Many moons ago when I wore a younger man's clothes I spent three months in Pakistan. I didn't know it when I arrived at the airport to leave, but I didn't have permission to leave the country. After I had gone through customs, checked in with Air France (yes, Air France, and I'd fly them again in a heartbeat), I was stopped at the security check, my luggage removed from the plane, and I was told I couldn't leave the country without a travel permit. As an American, I hadn't a clue that a country would stop a traveller from leaving. A criminal, yes. Someone who had spent three months in country without incident, no. The next day I and several co-travellers went to the police station and in a scene from Dickens (imagine very old men in uniforms surrounded by massive amount of paperwork) we were issued Travel Papers and I was able to leave the country (on Air France, who did right by me).

Well.

I'm glad to see that someone else will be now be able to leave Pakistan - Mukhtar Mai, the woman whose gang rape was ordered by a tribal council to punish her family for her brother's alleged indescretion. For reasons best known to the Pakistani government, she wasn't allowed to leave the country until the prime minister of Pakistan himself took her name off the do not leave the country list yesterday.

But while her story ends there for now, my tale continues on.

I look at the AP version at the KC Star -- it reads like the woman's appeal moved the PM. Ditto for The Independent. I look at ABC News and it reads like international pressure moved the PM. The Indian Express notes that it was pressure from "key ally" United States that did the trick. Finally the WaPo version cites a single factor: "a stern protest by the Bush administration". Australia's News.com.au isn't content just to cite some amorphous pressure, they have the best detail on who said what stern protests. The NYT, God love them, can't bring itself to mention the word Bush in a positive light, so it has a "pressure from Washington" formulation. Could be the state, could be congress, could be George, who knows for sure. Reuters, Reuters makes it clear just who applied the pressure and how it was applied.

But the best coverage was at Voice of America, which supplied all the details, and even covered the NYT's prior coverage. In head to head coverage, the VOA is consistantly one of the best for news coverage.

Google News - it's how you can compare a bunch of different versions of a story in a hurry.

Posted by Kevin Murphy at June 16, 2005 1:44 PM | Current Events
Comments
We welcome comments. However, use no profanity and be civil.
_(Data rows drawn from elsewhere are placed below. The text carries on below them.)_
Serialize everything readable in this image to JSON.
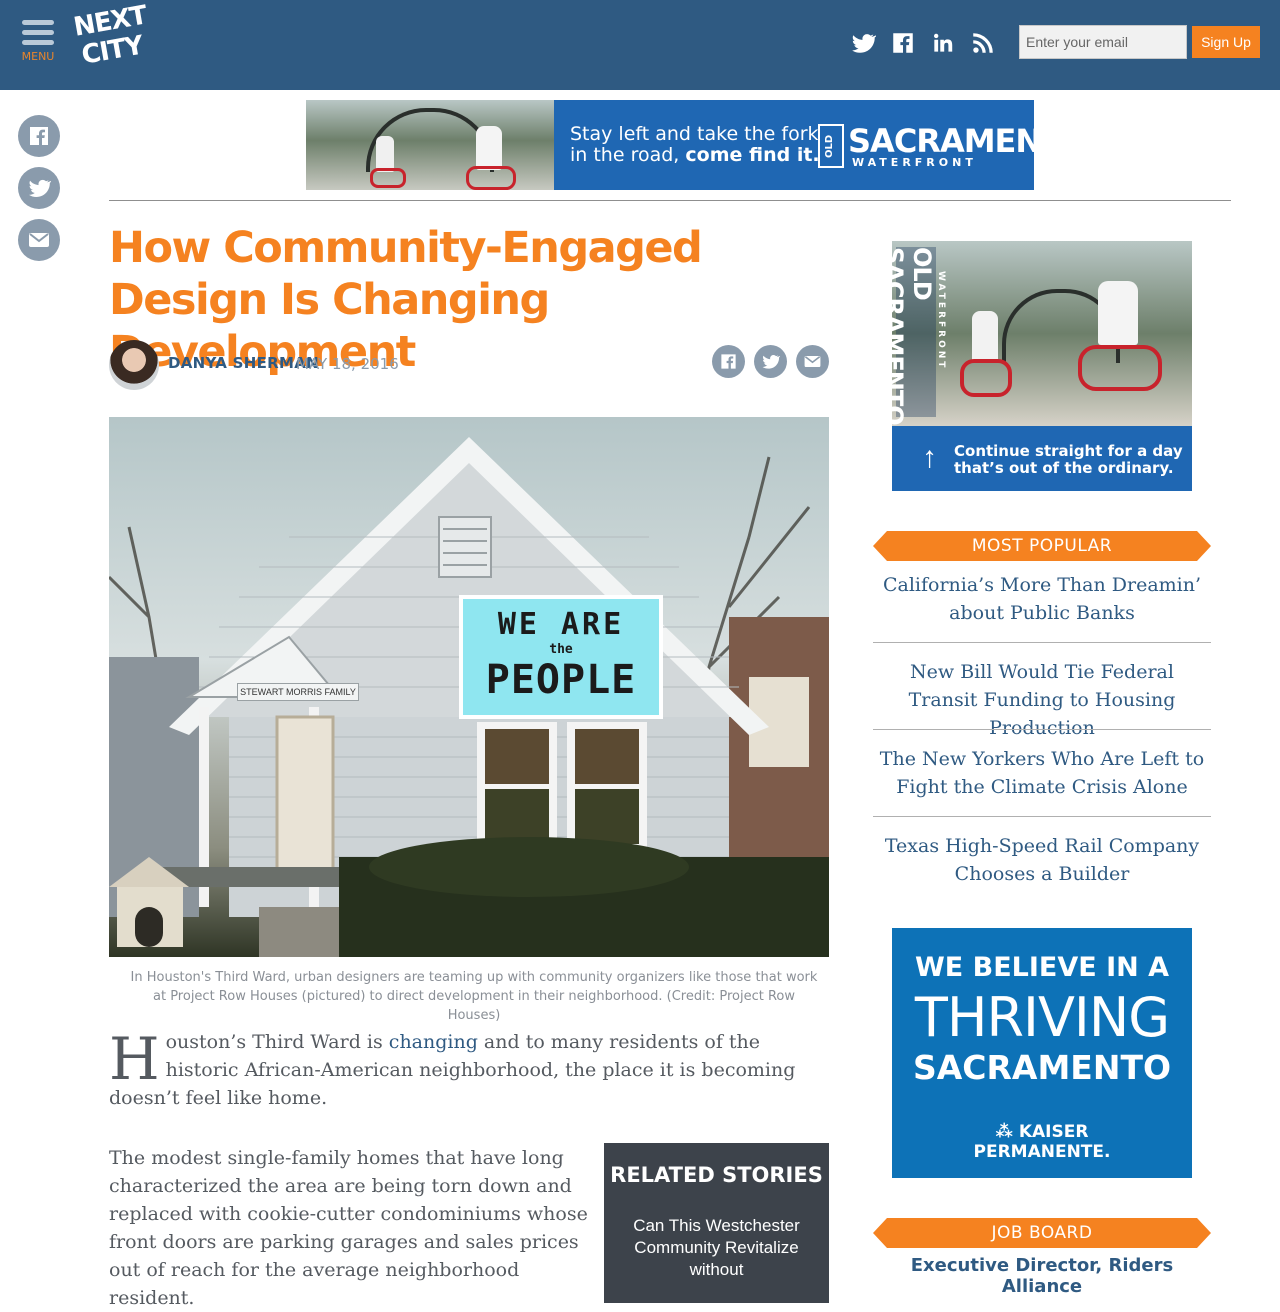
{
  "header": {
    "menu_label": "MENU",
    "logo_line1": "NEXT",
    "logo_line2": "CITY",
    "social": [
      "twitter-icon",
      "facebook-icon",
      "linkedin-icon",
      "rss-icon"
    ],
    "email_placeholder": "Enter your email",
    "signup_label": "Sign Up",
    "bg_color": "#2f5a82",
    "accent_color": "#f58220"
  },
  "share_rail": [
    "facebook-icon",
    "twitter-icon",
    "email-icon"
  ],
  "top_ad": {
    "line1": "Stay left and take the fork",
    "line2_plain": "in the road, ",
    "line2_bold": "come find it.",
    "brand_old": "OLD",
    "brand_city": "SACRAMENTO",
    "brand_sub": "WATERFRONT"
  },
  "article": {
    "title": "How Community-Engaged Design Is Changing Development",
    "author": "DANYA SHERMAN",
    "date": "MAY 18, 2016",
    "share": [
      "facebook-icon",
      "twitter-icon",
      "email-icon"
    ],
    "hero_sign_line1": "WE ARE",
    "hero_sign_small": "the",
    "hero_sign_line2": "PEOPLE",
    "hero_porch_sign": "STEWART MORRIS FAMILY",
    "caption": "In Houston's Third Ward, urban designers are teaming up with community organizers like those that work at Project Row Houses (pictured) to direct development in their neighborhood. (Credit: Project Row Houses)",
    "lede_dropcap": "H",
    "lede_before_link": "ouston’s Third Ward is ",
    "lede_link": "changing",
    "lede_after_link": " and to many residents of the historic African-American neighborhood, the place it is becoming doesn’t feel like home.",
    "para2": "The modest single-family homes that have long characterized the area are being torn down and replaced with cookie-cutter condominiums whose front doors are parking garages and sales prices out of reach for the average neighborhood resident."
  },
  "related": {
    "title": "RELATED STORIES",
    "first_link": "Can This Westchester Community Revitalize without"
  },
  "sidebar": {
    "ad1_brand_old": "OLD",
    "ad1_brand_city": "SACRAMENTO",
    "ad1_brand_sub": "WATERFRONT",
    "ad1_cta_line1": "Continue straight for a day",
    "ad1_cta_line2": "that’s out of the ordinary.",
    "most_popular_label": "MOST POPULAR",
    "most_popular": [
      "California’s More Than Dreamin’ about Public Banks",
      "New Bill Would Tie Federal Transit Funding to Housing Production",
      "The New Yorkers Who Are Left to Fight the Climate Crisis Alone",
      "Texas High-Speed Rail Company Chooses a Builder"
    ],
    "ad2_line1": "WE BELIEVE IN A",
    "ad2_line2": "THRIVING",
    "ad2_line3": "SACRAMENTO",
    "ad2_logo": "KAISER PERMANENTE.",
    "job_board_label": "JOB BOARD",
    "job_link": "Executive Director, Riders Alliance"
  }
}
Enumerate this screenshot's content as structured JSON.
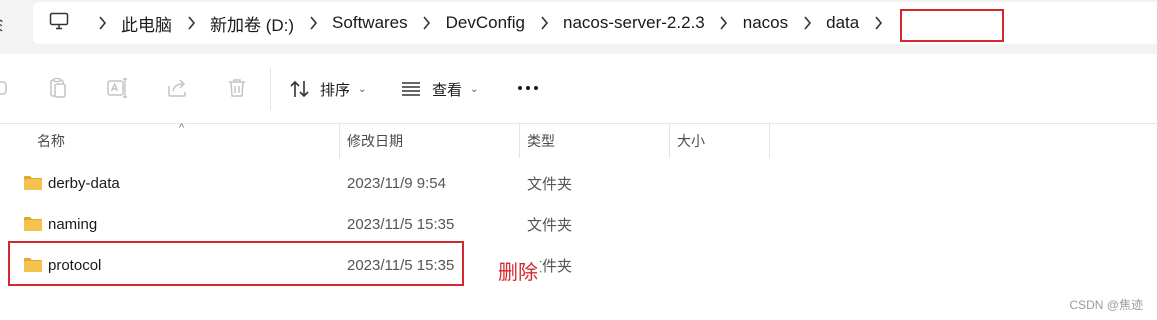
{
  "address_bar": {
    "left_glyph": "ﾐ",
    "crumbs": [
      "此电脑",
      "新加卷 (D:)",
      "Softwares",
      "DevConfig",
      "nacos-server-2.2.3",
      "nacos",
      "data"
    ]
  },
  "toolbar": {
    "sort_label": "排序",
    "view_label": "查看",
    "caret": "⌄"
  },
  "columns": {
    "name": "名称",
    "date": "修改日期",
    "type": "类型",
    "size": "大小",
    "sort_indicator": "^"
  },
  "files": [
    {
      "name": "derby-data",
      "date": "2023/11/9 9:54",
      "type": "文件夹",
      "size": ""
    },
    {
      "name": "naming",
      "date": "2023/11/5 15:35",
      "type": "文件夹",
      "size": ""
    },
    {
      "name": "protocol",
      "date": "2023/11/5 15:35",
      "type": "文件夹",
      "size": ""
    }
  ],
  "annotations": {
    "delete_note": "删除",
    "highlight_color": "#d4282f"
  },
  "watermark": "CSDN @焦迹",
  "colors": {
    "folder": "#f3c24f",
    "folder_dark": "#e0a82e",
    "address_bg": "#f3f3f3"
  }
}
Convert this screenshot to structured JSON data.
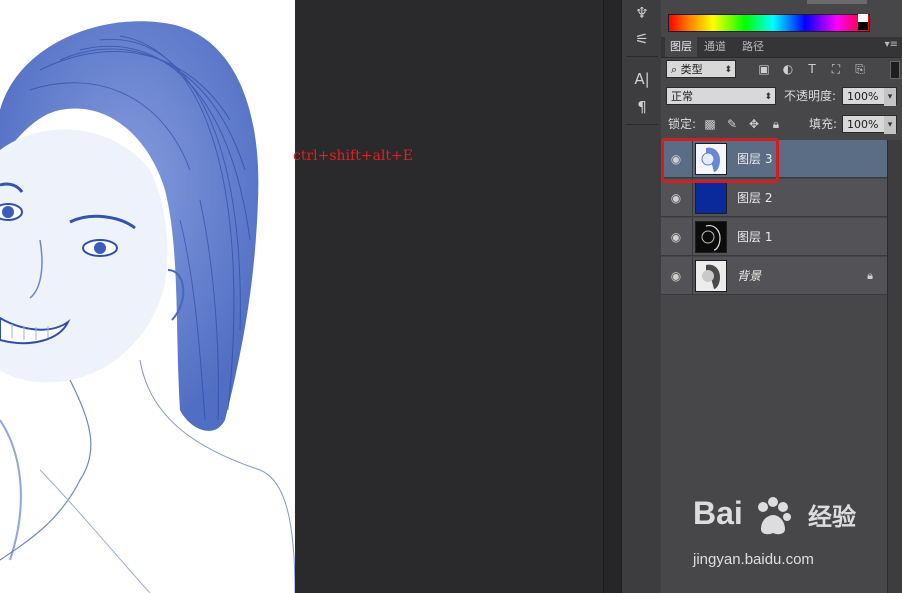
{
  "canvas": {
    "annotation_text": "ctrl+shift+alt+E"
  },
  "dock": {
    "icons": [
      "brush-presets-icon",
      "adjustments-icon",
      "character-icon",
      "paragraph-icon"
    ]
  },
  "layers_panel": {
    "tabs": [
      {
        "label": "图层",
        "active": true
      },
      {
        "label": "通道",
        "active": false
      },
      {
        "label": "路径",
        "active": false
      }
    ],
    "filter": {
      "kind_label": "类型"
    },
    "blend": {
      "mode": "正常",
      "opacity_label": "不透明度:",
      "opacity_value": "100%"
    },
    "lock": {
      "lock_label": "锁定:",
      "fill_label": "填充:",
      "fill_value": "100%"
    },
    "layers": [
      {
        "name": "图层 3",
        "selected": true,
        "thumb": "sketch"
      },
      {
        "name": "图层 2",
        "selected": false,
        "thumb": "blue-fill",
        "color": "#0a2a9c"
      },
      {
        "name": "图层 1",
        "selected": false,
        "thumb": "dark-sketch"
      },
      {
        "name": "背景",
        "selected": false,
        "thumb": "photo",
        "locked": true
      }
    ]
  },
  "watermark": {
    "logo": "Bai",
    "logo_suffix": "经验",
    "url": "jingyan.baidu.com"
  },
  "colors": {
    "highlight": "#cf1f25",
    "annotation": "#e0201f",
    "sketch_blue": "#2a4fb0"
  }
}
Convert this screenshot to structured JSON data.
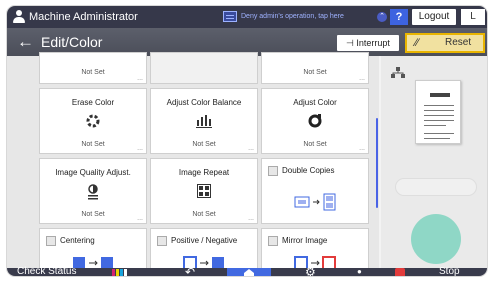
{
  "header": {
    "user_name": "Machine Administrator",
    "message": "Deny admin's operation, tap here",
    "help_label": "?",
    "logout_label": "Logout",
    "language_label": "L"
  },
  "titlebar": {
    "back_icon": "back-arrow-icon",
    "title": "Edit/Color",
    "interrupt_label": "Interrupt",
    "reset_label": "Reset"
  },
  "tiles": {
    "top_row": [
      "Not Set",
      "",
      "Not Set"
    ],
    "erase_color": {
      "label": "Erase Color",
      "value": "Not Set",
      "icon": "erase-color-icon"
    },
    "adjust_color_balance": {
      "label": "Adjust Color Balance",
      "value": "Not Set",
      "icon": "color-balance-icon"
    },
    "adjust_color": {
      "label": "Adjust Color",
      "value": "Not Set",
      "icon": "adjust-color-icon"
    },
    "image_quality": {
      "label": "Image Quality Adjust.",
      "value": "Not Set",
      "icon": "image-quality-icon"
    },
    "image_repeat": {
      "label": "Image Repeat",
      "value": "Not Set",
      "icon": "image-repeat-icon"
    },
    "double_copies": {
      "label": "Double Copies",
      "icon": "double-copies-icon"
    },
    "centering": {
      "label": "Centering",
      "icon": "centering-icon"
    },
    "positive_negative": {
      "label": "Positive / Negative",
      "icon": "positive-negative-icon"
    },
    "mirror_image": {
      "label": "Mirror Image",
      "icon": "mirror-image-icon"
    }
  },
  "preview": {
    "icon": "preview-layout-icon",
    "check_settings_label": "",
    "start_label": ""
  },
  "bottom": {
    "check_status_label": "Check Status",
    "stop_label": "Stop"
  },
  "colors": {
    "accent_blue": "#4169e1",
    "reset_yellow": "#e8b400",
    "start_teal": "#8fd7c6",
    "topbar": "#36384a"
  }
}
And I suppose that the fact the Pakistani government is worried about losing its popularity in an election year had nothing to with it. Or pressure from Pakistani legislators and the Pakistani press (see http://www.dawn.com/2005/06/15/top11.htm) No, the Pakistani government is always depicted as reacting to external forces.

In the words of Mark Twain, reports of Mukhtaran's arrest have been greatly exaggerated. She was lunching with top officials on the day she was supposedly arrested. (http://www.dawn.com/2005/06/14/nat4.htm)

Posted by: Anon at June 16, 2005 6:37 PM

I suspect that internal Pakistani politics gets left out of the story because the news editors don't think they understand it and feel it isn't of interest to people outside Pakistan. Personally, I'd like them to take a stab at those kinds of explanations, and they certainly have no trouble in including them in stories about the US.